I’m Gunner Carly Box. I’m an operator, artillery,
meteorology, and survey. That job that allows us to
release weather balloons up into the atmosphere and gain
real-time weather information, which we can then pass on to the
artillery guns and allow them to adjust their fire. With survey, we drive around
different points on the range collecting GPS information,
which we can then also pass on to the guns to help them gain
their position on the ground. I’m a very active person. And I like to be learning
and doing different things all the time. And I was at a stage
where I wanted to do something different. And I was in reserves at the
time, and decided to change over and go full-time and see
what that had to offer. In this job, Artillery,
Meteorology, and Survey, which is also known as AMS, we start
off doing an eight-week course where we learn all about
meteorology and survey and the equipment involved and how to
use it and what it’s used for. You then come and spend some
time in the regiment. And then you’ll be put on
a ScanEagle course. This is a ScanEagle. It’s an unmanned
aerial system. We’ve got the engine compartment
sits in here, so that’s where it all happens. That’s where it flies from. Inside here, we’ve got the
avionics bay, so all your GPS and everything that sort of
makes the plane talk to what’s happening on the ground
is in there. And then up the front here,
we’ve got a camera that sits in here. So this camera can scan
around what’s happening on the ground. It can zoom in and out. It can take still shots. It can take video feeds. And it can operate
day or night. My favourite part is when we’re
out field, when we’re actually launching, because
there’s a lot happening. There’s a lot of people
talking and a lot of things going on. And it’s quite an active time. And it’s busy. And it’s exciting. And you want to make sure that
that plane launches the way it’s supposed to, so you want
to get everything right. And you’re out there. You’re in the thick of it. You can hear the
engine running. And to pull the cord and to have
it actually launch and to launch properly and do what it’s
supposed to do, I love that part of it.
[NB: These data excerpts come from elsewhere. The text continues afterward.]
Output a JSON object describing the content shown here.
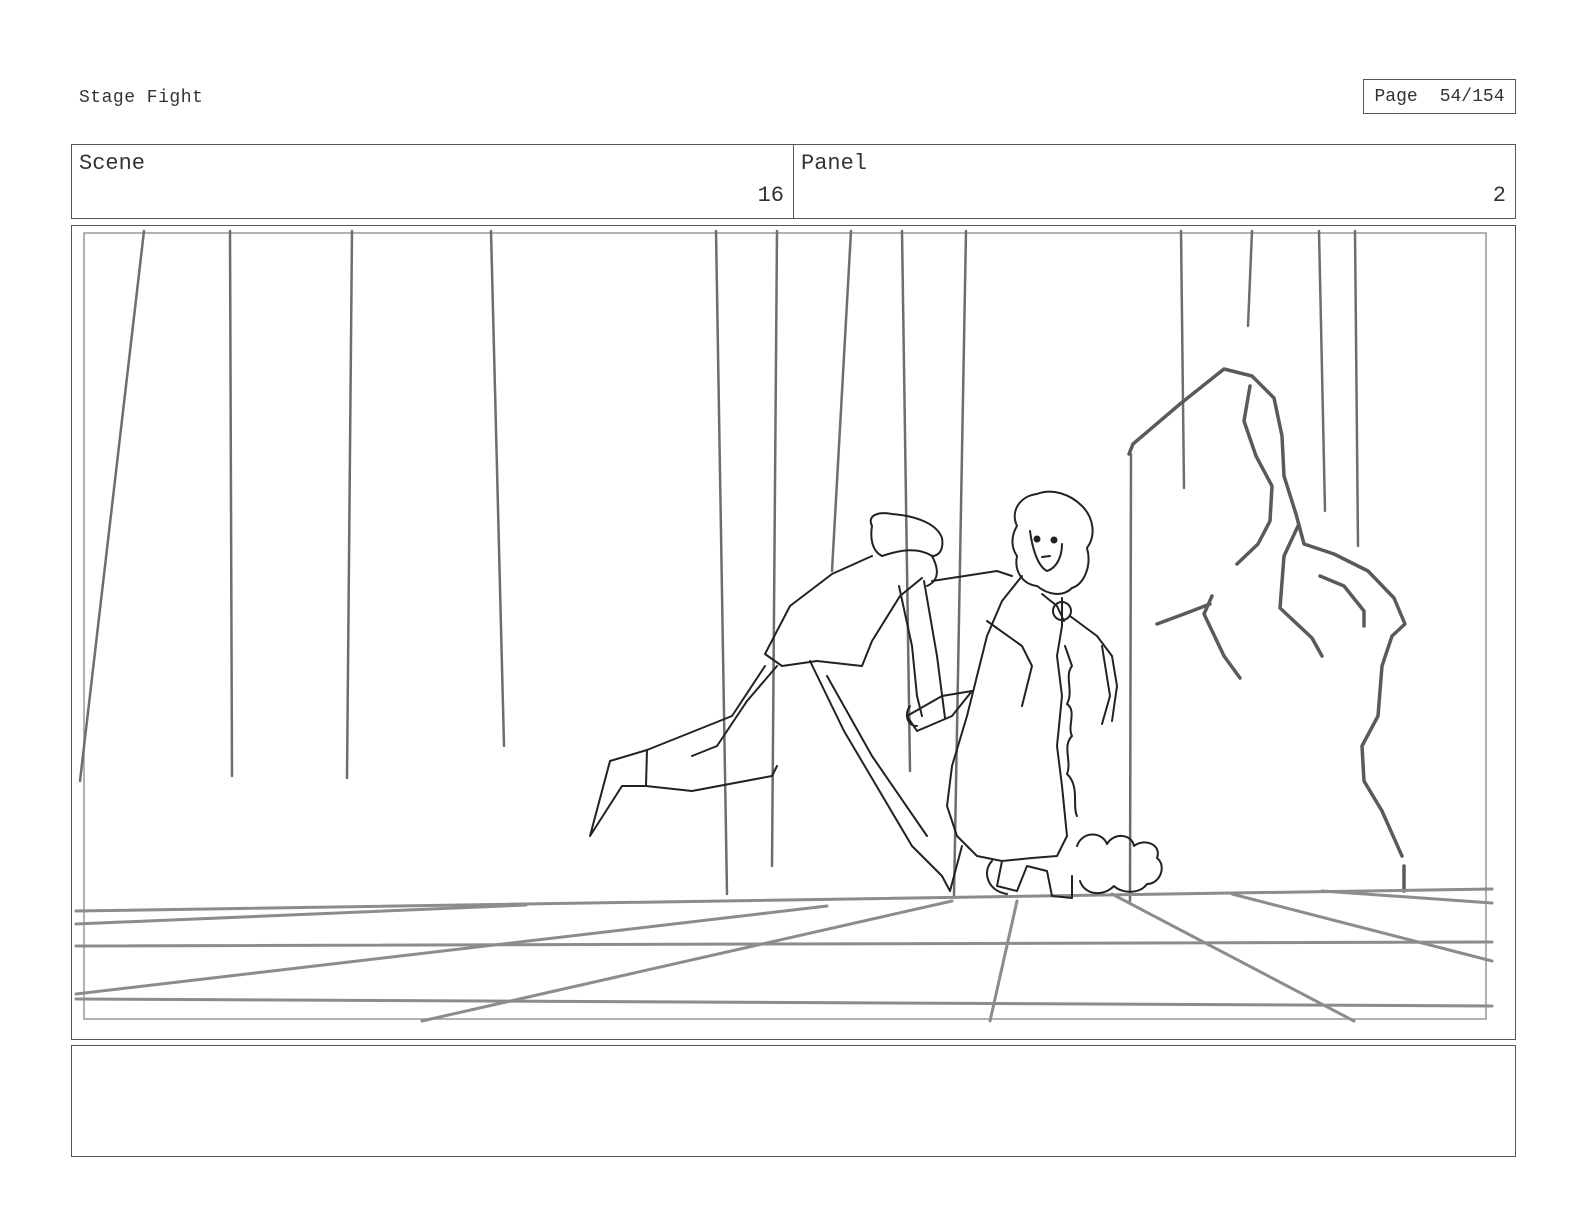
{
  "document": {
    "title": "Stage Fight"
  },
  "page": {
    "label": "Page",
    "number": "54/154"
  },
  "header": {
    "scene_label": "Scene",
    "scene_value": "16",
    "panel_label": "Panel",
    "panel_value": "2"
  },
  "panel_image": {
    "subject": "storyboard-sketch"
  },
  "notes": {
    "text": ""
  }
}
The things that I get out of
this job that I wouldn’t get in a civilian job is the
opportunity to travel around and see all different parts of
this country and hopefully other countries. And the friends that you make
are friends for life. The things that I get to work
with and the things that I get to do and see, most civilian
jobs, you don’t get the opportunity to do the
things that we do. There are other females
in the Army. I’m not the only one around. If it’s something that you’re
interested in, I would recommend it.